Afghanistan sees ‘economic revolution’ with first railway


Afp May 30, 2010

HAIRATAN: Afghanistan has launched what it says is a revolutionary project that could revive the poverty-stricken, war-ravaged, landlocked country’s status as a thriving “silk road” trade hub.

In the harsh desert heat on the northern border with Uzbekistan, workers are hammering down the tracks of Afghanistan’s first railway, being built with a grant of 165 million dollars from the Asian Development Bank (ADB).

The first section of 75 kilometres will link the northern Afghan city of Mazar-i-Sharif to the Uzbek border, where the Friendship Bridge crosses the Amu River into the vast expanses of the former Soviet states and beyond.

The line, being built by Uzbekistan’s state-owned rail corporation, is due to be completed in September, the first section of a network that officials hope will facilitate trade and link Afghanistan to international seaports.

“This is a historic day, it’s the beginning of a vital project for Afghanistan and the region,” Finance Minister Omar Zakhailwal told officials and diplomats at an inauguration ceremony last week.
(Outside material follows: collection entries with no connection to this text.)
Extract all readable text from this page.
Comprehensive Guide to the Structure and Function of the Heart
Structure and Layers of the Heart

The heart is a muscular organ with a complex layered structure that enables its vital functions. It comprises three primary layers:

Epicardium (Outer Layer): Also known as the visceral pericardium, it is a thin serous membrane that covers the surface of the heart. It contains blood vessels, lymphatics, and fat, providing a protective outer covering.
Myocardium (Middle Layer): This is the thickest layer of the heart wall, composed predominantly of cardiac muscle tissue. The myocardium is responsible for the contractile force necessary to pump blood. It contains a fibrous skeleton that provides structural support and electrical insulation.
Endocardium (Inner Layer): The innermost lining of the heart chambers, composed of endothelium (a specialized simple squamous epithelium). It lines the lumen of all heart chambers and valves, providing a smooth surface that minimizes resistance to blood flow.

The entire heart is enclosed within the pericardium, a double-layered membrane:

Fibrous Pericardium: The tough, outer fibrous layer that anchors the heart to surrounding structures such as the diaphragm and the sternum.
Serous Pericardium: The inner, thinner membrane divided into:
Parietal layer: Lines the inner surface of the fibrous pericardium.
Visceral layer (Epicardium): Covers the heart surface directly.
“This railroad will spark an economic revolution not only in Afghanistan but across the region,” he said, after flying into the border town of Hairatan by helicopter.

The project aims to open up the agricultural, textile and mineral wealth of Afghanistan to export markets from Asia to Europe.

“I think it’s a very, very important project,” said Sayed Masoud, an economist at Kabul University.

“It gains us credibility among our neighbours and makes our country a stable transit hub in the regional trade between Pakistan and the Central Asian countries and China,” he told AFP.

Future plans to open up the country with rail include a line from Mazar-i-Sharif to Herat, the eastern city close to the border with Iran, to connect with a track being built from the other side.

Mazar-i-Sharif was once an important caravan stop on the ancient “silk road” which connected China to the world.

But a series of wars and the thwarting of British imperial overtures saw Afghanistan – long at the vortex of geopolitical games – miss out on the railway boom that colonisers brought to its neighbours.

The country of mountains, valleys and deserts lacks basic infrastructure, with just one ring road linking major cities but offering an often-treacherous drive through teetering passes and territory controlled by the Taliban.

The north has been largely sheltered from the insurgency, though in recent years the Taliban have made inroads as they have targeted the road routes for Nato supplies coming from Tajikistan.

This could make the railway project vulnerable to militant attack. The international community wants to speed up the end of the war with an influx of soldiers taking the fight to the Taliban in their southern fiefdom in Kandahar province, with hopes the threat will be quelled later this year.

In tandem with these plans are efforts to build up Afghanistan’s security forces and pour money into rebuilding the country from the ground up.

Experts say the railway is integral to Afghanistan’s ability to stand alone.

Hairatan is showing the way forward, having in recent years become a lively centre for trade with more than half the country’s imports – mostly fuel, food and construction materials – coming in through Uzbekistan.

“The tangible benefits of the new rail link are tremendous,” said Haruhiko Kuroda, ADB president.

“The line will help reduce trade bottlenecks, boost commerce and speed the flow of much-needed humanitarian assistance.”

Published in the Express Tribune, May 31st, 2010.